​​​Global Budgets



To achieve the twin goals of funding population related utilization changes and realigning budgets for market shifts, the HSCRC developed four core volume funding methodologies: the Demographic Adjustment, Market Shift Adjustment, the CDS-A, and the Complexity and Innovation policy. 

Taken together, these policies ensure a competitive hospital market where money follows the patient but only such that statewide volume on net does not grow for anything other than population growth and various forms of healthcare innovation.   All methodologies together result in adequate volume funding statewide while maintaining the Model’s status as population-based.

Volume Policy​


The HSCRC has developed a Complexity and Innovation policy that adjusts Global Budgets to support highly specialized, innovative care in Maryland. It creates a prospective budgetary amount, inclusive of a 100 percent variable cost factor for supplies and drugs, for certain cases deemed high intensity or innovative based on historical growth (e.g. organ transplant cases, CAR-T).

Cases eligible for assessment in the Complexity and Innovation policy are
  • In-state inpatient cases where academic medical centers comprise 95% or more of an ICD-10 procedure code
  • Cases have a case-mix index of 1.5 or greater
Innovation Policy

Market Shift Adjustments:

The Market Shift Adjustments (MSAs) mechanism is part of a much broader set of tools that links global budgets to populations and patients under the State’s new All-Payer Model. Specifically, the MSA provides the criteria to reallocate funding to account for shifts in cases between regulated hospitals, with the objective of ensuring the funding follows the patient and the hospitals continue to have a competitive interest in serving patients efficiently and effectively. The MSA does not currently address all volume changes, only those the Commission can quantify as shifts between hospitals and only volumes the Commission deems appropriate to evaluate, i.e. the Commission does not evaluate readmissions and preventable admissions in the MSA because doing so would incentivize competing for care that is potentially avoidable. 

Marketshift Consolidation Policy

Demographic Adjustments:

The HSCRC developed a demographic adjustment to provide funding increases and decreases to recognize anticipated changes in hospital volume based upon projected age-adjusted population changes at the ZIP code level, while disallowing increases in utilizations due to potentially avoidable utilizations (PAU). This adjustment is used to prospectively amend acute hospitals’ GBRs for the forthcoming fiscal year and capped by the Maryland Department of Planning estimates of statewide population changes to align with the per capita constraint of the All-Payer Model (APM) and the Total Cost of Care (TCOC) Model parameters.

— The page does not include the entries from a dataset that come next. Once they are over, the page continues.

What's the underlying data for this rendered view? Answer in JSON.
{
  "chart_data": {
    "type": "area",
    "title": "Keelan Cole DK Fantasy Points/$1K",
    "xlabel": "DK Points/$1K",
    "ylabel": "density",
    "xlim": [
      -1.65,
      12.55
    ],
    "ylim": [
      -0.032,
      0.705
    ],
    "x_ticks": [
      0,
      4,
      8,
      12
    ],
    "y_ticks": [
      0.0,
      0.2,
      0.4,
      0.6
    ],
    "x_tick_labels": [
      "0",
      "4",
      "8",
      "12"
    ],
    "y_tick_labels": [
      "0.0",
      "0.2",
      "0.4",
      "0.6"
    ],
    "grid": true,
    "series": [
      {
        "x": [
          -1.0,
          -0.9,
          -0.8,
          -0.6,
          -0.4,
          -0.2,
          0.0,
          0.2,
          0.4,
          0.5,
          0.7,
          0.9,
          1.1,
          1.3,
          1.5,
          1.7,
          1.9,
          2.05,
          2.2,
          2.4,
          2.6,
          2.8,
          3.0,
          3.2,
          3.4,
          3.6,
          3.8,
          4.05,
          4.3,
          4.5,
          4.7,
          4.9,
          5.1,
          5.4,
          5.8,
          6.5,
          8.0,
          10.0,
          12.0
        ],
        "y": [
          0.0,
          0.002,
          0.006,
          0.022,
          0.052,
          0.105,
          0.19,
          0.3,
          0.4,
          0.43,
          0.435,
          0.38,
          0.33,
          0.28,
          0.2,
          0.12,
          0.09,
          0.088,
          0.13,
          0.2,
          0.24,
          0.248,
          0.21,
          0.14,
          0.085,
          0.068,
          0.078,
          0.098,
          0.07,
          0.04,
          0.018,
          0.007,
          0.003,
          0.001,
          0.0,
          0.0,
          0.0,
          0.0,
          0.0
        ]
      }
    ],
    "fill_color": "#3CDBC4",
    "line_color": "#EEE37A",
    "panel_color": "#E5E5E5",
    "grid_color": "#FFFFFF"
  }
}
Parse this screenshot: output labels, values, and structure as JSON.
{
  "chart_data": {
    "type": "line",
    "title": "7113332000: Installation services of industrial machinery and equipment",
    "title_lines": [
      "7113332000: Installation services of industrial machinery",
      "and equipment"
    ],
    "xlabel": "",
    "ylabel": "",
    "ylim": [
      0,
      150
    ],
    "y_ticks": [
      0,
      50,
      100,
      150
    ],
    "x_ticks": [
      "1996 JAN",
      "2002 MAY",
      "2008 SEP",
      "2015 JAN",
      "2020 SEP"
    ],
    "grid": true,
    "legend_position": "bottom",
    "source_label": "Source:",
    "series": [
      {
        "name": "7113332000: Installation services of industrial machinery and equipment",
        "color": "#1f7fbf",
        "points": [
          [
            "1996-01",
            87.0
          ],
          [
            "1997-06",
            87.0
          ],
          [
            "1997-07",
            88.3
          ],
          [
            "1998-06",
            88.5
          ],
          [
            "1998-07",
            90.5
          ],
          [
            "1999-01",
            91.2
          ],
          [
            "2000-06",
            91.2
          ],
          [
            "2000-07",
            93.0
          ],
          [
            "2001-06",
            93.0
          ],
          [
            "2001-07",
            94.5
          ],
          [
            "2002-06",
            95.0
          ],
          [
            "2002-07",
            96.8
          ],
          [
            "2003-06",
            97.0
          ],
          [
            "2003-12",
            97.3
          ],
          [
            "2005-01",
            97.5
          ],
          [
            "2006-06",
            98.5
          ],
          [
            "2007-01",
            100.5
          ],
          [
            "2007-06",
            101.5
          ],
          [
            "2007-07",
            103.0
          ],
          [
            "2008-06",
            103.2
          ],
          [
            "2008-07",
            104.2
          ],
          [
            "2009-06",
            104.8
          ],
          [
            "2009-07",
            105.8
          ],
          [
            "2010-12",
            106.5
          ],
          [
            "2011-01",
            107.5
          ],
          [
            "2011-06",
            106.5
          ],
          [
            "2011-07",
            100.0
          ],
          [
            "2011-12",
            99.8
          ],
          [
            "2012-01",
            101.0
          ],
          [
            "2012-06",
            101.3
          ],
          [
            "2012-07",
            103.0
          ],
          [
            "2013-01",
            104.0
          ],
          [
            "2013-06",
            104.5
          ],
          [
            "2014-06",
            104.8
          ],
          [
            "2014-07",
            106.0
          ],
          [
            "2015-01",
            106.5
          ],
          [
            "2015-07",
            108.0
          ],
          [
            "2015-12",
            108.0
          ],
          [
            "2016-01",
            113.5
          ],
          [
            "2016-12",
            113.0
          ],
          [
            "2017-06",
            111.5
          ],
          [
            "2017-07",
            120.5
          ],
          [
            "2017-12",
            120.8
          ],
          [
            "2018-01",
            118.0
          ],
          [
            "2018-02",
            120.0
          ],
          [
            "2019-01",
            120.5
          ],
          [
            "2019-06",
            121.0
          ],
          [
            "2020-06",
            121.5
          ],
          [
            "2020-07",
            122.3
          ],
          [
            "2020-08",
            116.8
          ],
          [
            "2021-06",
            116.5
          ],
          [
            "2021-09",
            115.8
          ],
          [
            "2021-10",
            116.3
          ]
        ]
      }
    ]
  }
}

Rate Year 2016 Demographic Adjustment Memo
​Rate Year 2016 Demographic Adjustment Data
Demographic Adjustment Overview

Innovative Drug Funding (CDS-A):

The CDS-A is a schedule that measures volume and changes in use of certain high-cost physician-administered outpatient drugs (mostly oncology and infusion). Under the CDS-A, the HSCRC works with stakeholders to establish a standard Statewide list of high use, high costs drugs that is updated annually and includes pre-populated templates for each hospital.

HSCRC adjust GBRs:
  • Prospectively through the annual update factor to reflect differentially higher inflation for innovative drugs identified in the CDS-A
  • Retrospectively to adjust the GBR for the change in the volume of these drugs from the prior period (50% permanent, 50% one-time)

Together these approaches ensure funding at 100% of Average Sales Price.

Analysis of Drug Inflation - Process Memo 


Deregulation is the movement of a hospital service from a HSCRC regulated space to and unregulated space (most often outpatient services but also chronic and rehab). A service is presumed to be regulated if the building is on the campus of a hospital. 

The purpose of deregulation is to adjust the GBR when the flow of patients to unregulated settings changes. This allows the HSCRC to eliminate duplicate funding for services that were once performed in regulated setting and are moving to unregulated settings.